Tym co od wielu lat tak licznie przyciąga graczy do GTA jest swoboda jaką gry z tej serii nam dają. Każda kolejna gra tej marki to z miejsca fenomen, bo nie dość że gracze mają wolność jakiej nie dostaną w żadnej innej grze to z dbałością o szczegóły twórcy serwują nam niezapomniane miejsca i historie, które tak jak w przypadku GTA: San Andreas stoją na najwyższym poziomie. Mimo wydanej w 2008 roku GTA IV i w 2013 GTA V to obchodzące w tym roku dwudziestolecie GTA San Andreas jest uznawane za odsłonę, która ma najwięcej grywalnej zawartości, dzięki czemu grę nieprzerwanie kochają gracze z całego świata. W Polsce gra okryła się wręcz pewnym kultem, co można zaobserwować na YouTubowej scenie polskiego gamingu. Każdy twórca YouTubowy odświeżający ten klasyk w swoich materiałach może liczyć na przyrosty oglądających, którzy chcą jeszcze raz przeżyć niesamowitą przygodę CJ’a i w pełni oddać się nostalgii. To właśnie nostalgia sprawi, że gra jeszcze przez co najmniej następne 20 lat będzie tak samo kochana jak teraz i 20 lat temu.

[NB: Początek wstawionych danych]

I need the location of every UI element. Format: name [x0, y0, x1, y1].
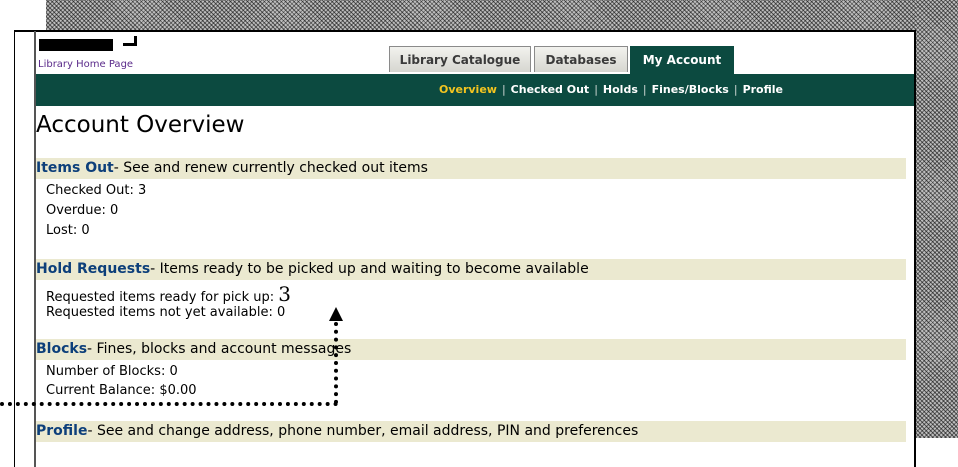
section-items-out-header: Items Out- See and renew currently check… — [36, 158, 906, 179]
ready-for-pickup-label: Requested items ready for pick up: — [46, 290, 279, 305]
items-out-link[interactable]: Items Out — [36, 160, 114, 176]
section-blocks-header: Blocks- Fines, blocks and account messag… — [36, 339, 906, 360]
annotation-arrow-horizontal — [0, 402, 338, 406]
checked-out-count: Checked Out: 3 — [46, 183, 147, 198]
subnav-overview[interactable]: Overview — [439, 83, 497, 96]
annotation-arrow-vertical — [334, 322, 338, 404]
hold-requests-link[interactable]: Hold Requests — [36, 261, 150, 277]
subnav-separator: | — [594, 83, 598, 96]
account-nav-bar: Overview | Checked Out | Holds | Fines/Blocks |… — [36, 74, 914, 106]
subnav-separator: | — [501, 83, 506, 96]
blocks-description: - Fines, blocks and account messages — [87, 341, 352, 357]
current-balance: Current Balance: $0.00 — [46, 383, 197, 398]
ready-for-pickup: Requested items ready for pick up: 3 — [46, 282, 291, 306]
subnav-separator: | — [733, 83, 738, 96]
page-title: Account Overview — [36, 112, 245, 138]
tab-my-account[interactable]: My Account — [630, 46, 734, 74]
hold-requests-description: - Items ready to be picked up and waitin… — [150, 261, 589, 277]
overdue-count: Overdue: 0 — [46, 203, 119, 218]
library-logo-mark — [123, 36, 137, 46]
subnav-profile[interactable]: Profile — [743, 83, 783, 96]
subnav-separator: | — [642, 83, 647, 96]
profile-link[interactable]: Profile — [36, 423, 87, 439]
tab-databases[interactable]: Databases — [534, 46, 628, 72]
section-hold-requests-header: Hold Requests- Items ready to be picked … — [36, 259, 906, 280]
dithered-backdrop-top — [46, 0, 958, 30]
subnav-holds[interactable]: Holds — [603, 83, 638, 96]
items-out-description: - See and renew currently checked out it… — [113, 160, 428, 176]
lost-count: Lost: 0 — [46, 223, 90, 238]
blocks-link[interactable]: Blocks — [36, 341, 87, 357]
section-profile-header: Profile- See and change address, phone n… — [36, 421, 906, 442]
subnav-fines-blocks[interactable]: Fines/Blocks — [652, 83, 729, 96]
not-yet-available: Requested items not yet available: 0 — [46, 305, 286, 320]
profile-description: - See and change address, phone number, … — [87, 423, 639, 439]
library-home-link[interactable]: Library Home Page — [38, 59, 133, 70]
dithered-backdrop-right — [916, 0, 958, 438]
tab-library-catalogue[interactable]: Library Catalogue — [389, 46, 531, 72]
library-logo[interactable] — [39, 39, 113, 51]
account-subnav: Overview | Checked Out | Holds | Fines/Blocks |… — [439, 74, 783, 106]
number-of-blocks: Number of Blocks: 0 — [46, 364, 178, 379]
subnav-checked-out[interactable]: Checked Out — [511, 83, 590, 96]
annotation-arrow-head-icon — [329, 307, 343, 321]
ready-for-pickup-value: 3 — [278, 282, 291, 306]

Wirtualny swiat „kochany przez graczy”…
Co za SMUTNE bzdury !!
Uzaleznienie od gier jest od lat powaznym negatywnym zjawiskiem.
Swoja droga, przerazajace, bo dorosli faceci tez sa uzaleznieni !
Wypelnianie swojej pustki takimi emocjami…
Panie Radosławie sugeruję udać się do lekarza specjalisty, bo „wypełnia pan swoją pustkę” pisząc oderwane od rzeczywistości komentarze w internecie. Może jeszcze nie jest za późno. Chociaż szczerze wątpię
Oj, trafiłem w bolący punkt ??
Rozumiem że pan Robert już był u takiego specjalisty i takowy nic mu nie pomógł…?!?
Oderwane od rzeczywistości jest fascynowanie się grami komputerowymi ! Jest to infantylne, czego w moim komentarzu pan nie rozumie haha ? Napisałem jasno : że jest to zagłuszanie pustki wewnętrznej, bez cudzyslowiu…
Gabinety psychologiczne niestety nie zawsze pomogą osobom uzależnionym od wirtualu.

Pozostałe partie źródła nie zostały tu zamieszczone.